To those of you who have truely been my friend, please ignore this rant but to those of you who have taken me for granted and think that I'm some kind of "disposable" friend.......FUCK YOU ALL!!! Because of my aquarian nature, I tend to wear my heart on my sleeve and take people at their word, you know the whole benefit of the doubt thing...Well not any fucking more. I am tired of being lied to, stabbed in the fucking back by people that I considered to be friends. I want you all to know that Im not after a boyfriend or girlfriend though I can have either one that I wanted.. All I have ever asked of any of my friends is to be just that....my friend. Is it too much to ask for some common courtesy if plans need to be cancelled? Is kindness and honesty too much for people to afford anymore? Jesus people are so fucked up and it seems they all put on a facade until they get your trust then FUCK YOU OVER royally.

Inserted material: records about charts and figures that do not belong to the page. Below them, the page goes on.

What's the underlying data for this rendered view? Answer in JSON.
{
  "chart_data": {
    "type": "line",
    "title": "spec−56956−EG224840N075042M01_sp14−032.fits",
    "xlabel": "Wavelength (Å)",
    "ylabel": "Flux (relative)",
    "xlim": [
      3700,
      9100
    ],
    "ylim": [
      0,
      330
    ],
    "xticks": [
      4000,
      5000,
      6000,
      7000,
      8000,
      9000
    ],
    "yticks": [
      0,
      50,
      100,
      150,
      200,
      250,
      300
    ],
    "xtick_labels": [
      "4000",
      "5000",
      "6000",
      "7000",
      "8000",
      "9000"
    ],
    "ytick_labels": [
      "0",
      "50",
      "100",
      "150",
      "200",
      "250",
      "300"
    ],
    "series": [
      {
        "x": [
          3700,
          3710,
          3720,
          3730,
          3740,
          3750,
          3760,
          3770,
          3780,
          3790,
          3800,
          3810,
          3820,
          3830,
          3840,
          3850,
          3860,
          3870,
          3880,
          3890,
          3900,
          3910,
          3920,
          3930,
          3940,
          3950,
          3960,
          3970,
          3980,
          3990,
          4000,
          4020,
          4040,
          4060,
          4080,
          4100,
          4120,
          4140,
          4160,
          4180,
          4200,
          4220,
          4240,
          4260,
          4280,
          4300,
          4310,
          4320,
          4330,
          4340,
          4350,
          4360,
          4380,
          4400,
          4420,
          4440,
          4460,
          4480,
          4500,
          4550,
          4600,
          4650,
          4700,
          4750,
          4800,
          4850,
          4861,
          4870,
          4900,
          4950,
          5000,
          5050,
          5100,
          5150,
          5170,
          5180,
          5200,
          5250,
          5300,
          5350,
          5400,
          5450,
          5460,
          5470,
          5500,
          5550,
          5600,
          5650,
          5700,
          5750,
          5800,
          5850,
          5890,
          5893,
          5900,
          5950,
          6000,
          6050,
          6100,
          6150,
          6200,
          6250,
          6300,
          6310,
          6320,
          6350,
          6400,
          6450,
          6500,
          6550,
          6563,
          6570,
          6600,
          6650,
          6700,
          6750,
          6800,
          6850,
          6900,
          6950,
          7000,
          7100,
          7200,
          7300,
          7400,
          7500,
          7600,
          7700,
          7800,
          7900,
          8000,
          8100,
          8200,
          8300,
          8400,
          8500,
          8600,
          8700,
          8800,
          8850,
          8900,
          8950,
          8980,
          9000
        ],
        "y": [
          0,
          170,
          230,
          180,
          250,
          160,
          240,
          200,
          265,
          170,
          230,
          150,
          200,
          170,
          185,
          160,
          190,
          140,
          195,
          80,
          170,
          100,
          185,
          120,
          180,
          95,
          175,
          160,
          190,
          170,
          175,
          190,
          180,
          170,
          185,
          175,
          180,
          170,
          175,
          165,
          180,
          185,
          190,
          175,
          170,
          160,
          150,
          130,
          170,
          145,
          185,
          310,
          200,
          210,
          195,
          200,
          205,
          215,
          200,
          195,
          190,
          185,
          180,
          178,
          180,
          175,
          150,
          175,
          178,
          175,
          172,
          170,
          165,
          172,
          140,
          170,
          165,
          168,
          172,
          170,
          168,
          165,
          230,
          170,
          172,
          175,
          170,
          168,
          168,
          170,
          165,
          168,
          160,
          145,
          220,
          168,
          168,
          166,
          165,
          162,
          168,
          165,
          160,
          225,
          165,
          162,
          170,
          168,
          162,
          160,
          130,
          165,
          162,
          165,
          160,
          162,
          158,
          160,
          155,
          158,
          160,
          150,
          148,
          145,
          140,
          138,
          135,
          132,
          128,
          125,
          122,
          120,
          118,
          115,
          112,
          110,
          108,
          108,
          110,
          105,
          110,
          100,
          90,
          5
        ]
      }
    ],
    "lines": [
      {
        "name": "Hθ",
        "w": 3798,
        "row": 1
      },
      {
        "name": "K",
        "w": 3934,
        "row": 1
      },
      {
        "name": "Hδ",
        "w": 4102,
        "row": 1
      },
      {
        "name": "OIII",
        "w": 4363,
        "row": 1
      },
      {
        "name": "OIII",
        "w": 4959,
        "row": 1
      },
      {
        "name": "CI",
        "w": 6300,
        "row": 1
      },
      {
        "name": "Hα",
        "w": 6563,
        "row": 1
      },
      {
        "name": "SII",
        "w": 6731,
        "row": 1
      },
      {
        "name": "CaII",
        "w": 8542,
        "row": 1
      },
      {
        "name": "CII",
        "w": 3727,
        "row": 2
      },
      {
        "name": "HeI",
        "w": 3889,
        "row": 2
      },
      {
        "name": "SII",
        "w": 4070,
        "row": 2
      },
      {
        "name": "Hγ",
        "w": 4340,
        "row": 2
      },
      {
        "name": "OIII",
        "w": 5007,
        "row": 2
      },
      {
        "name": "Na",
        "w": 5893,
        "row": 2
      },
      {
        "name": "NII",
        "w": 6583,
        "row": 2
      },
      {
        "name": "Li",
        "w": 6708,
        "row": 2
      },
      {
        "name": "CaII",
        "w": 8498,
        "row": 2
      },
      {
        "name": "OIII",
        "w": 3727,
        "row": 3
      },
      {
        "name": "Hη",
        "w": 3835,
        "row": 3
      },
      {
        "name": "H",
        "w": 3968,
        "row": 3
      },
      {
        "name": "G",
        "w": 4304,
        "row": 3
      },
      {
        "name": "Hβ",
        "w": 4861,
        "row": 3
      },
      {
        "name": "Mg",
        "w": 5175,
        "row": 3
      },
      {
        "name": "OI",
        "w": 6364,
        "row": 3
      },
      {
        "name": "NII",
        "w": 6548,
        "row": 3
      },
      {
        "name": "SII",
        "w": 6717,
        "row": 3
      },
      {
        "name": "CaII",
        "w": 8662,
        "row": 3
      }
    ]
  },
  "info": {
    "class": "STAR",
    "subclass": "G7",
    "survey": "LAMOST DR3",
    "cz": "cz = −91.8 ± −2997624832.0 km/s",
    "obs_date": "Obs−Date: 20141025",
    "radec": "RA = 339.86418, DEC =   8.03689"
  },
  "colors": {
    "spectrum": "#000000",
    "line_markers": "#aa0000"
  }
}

Well, this last time for me was the final straw. From now on people, if you truely want to be my friend and to really find out about me and want to do things and hang out then you are gonna have to earn that fucking right..This weekend I was given yet another reason added to the laundry list that I already have not to trust people.. So this is not only a rant but sort of a public service announcement to warn people......"Keep your enemies close..........but your friends closer because they are more likely to fuck you over than your enemies...... I truely apologize to anyone that is genuinely interested in becoming friends, but because of this person that I thought was my friend...it's gonna make me that much more leary of getting close to anyone....My trust is no longer given freely, nor my friendship. I could go on with this but............i won't. Thanks again to all of my "real" friends, and to the rest..........fill in your own expletives.

Men with no honesty

Why can't men be straight with women. I have been seeing a man for a while now....someone that I have known for 26 yrs and now all of the sudden he wants to disappear. He gave me the old speech about how he loves me and how he is confused and blah blah fucking blah. I have asked that man for nothing.....I have a job and I have a home, Im not a gold digging bitch. I take care of myself. So what's the deal?..Someone with an ounce of insight..help me out with this....Im not crying over this, I am more angry and hurt than anything......It seems that I am indeed intended to be the crazy old cata lady on the hill with 95 cats and when some neighborhood kid goes missing the police come to my house to see if i have them in the stew.... Sheesh............Have all of the good men become extinct????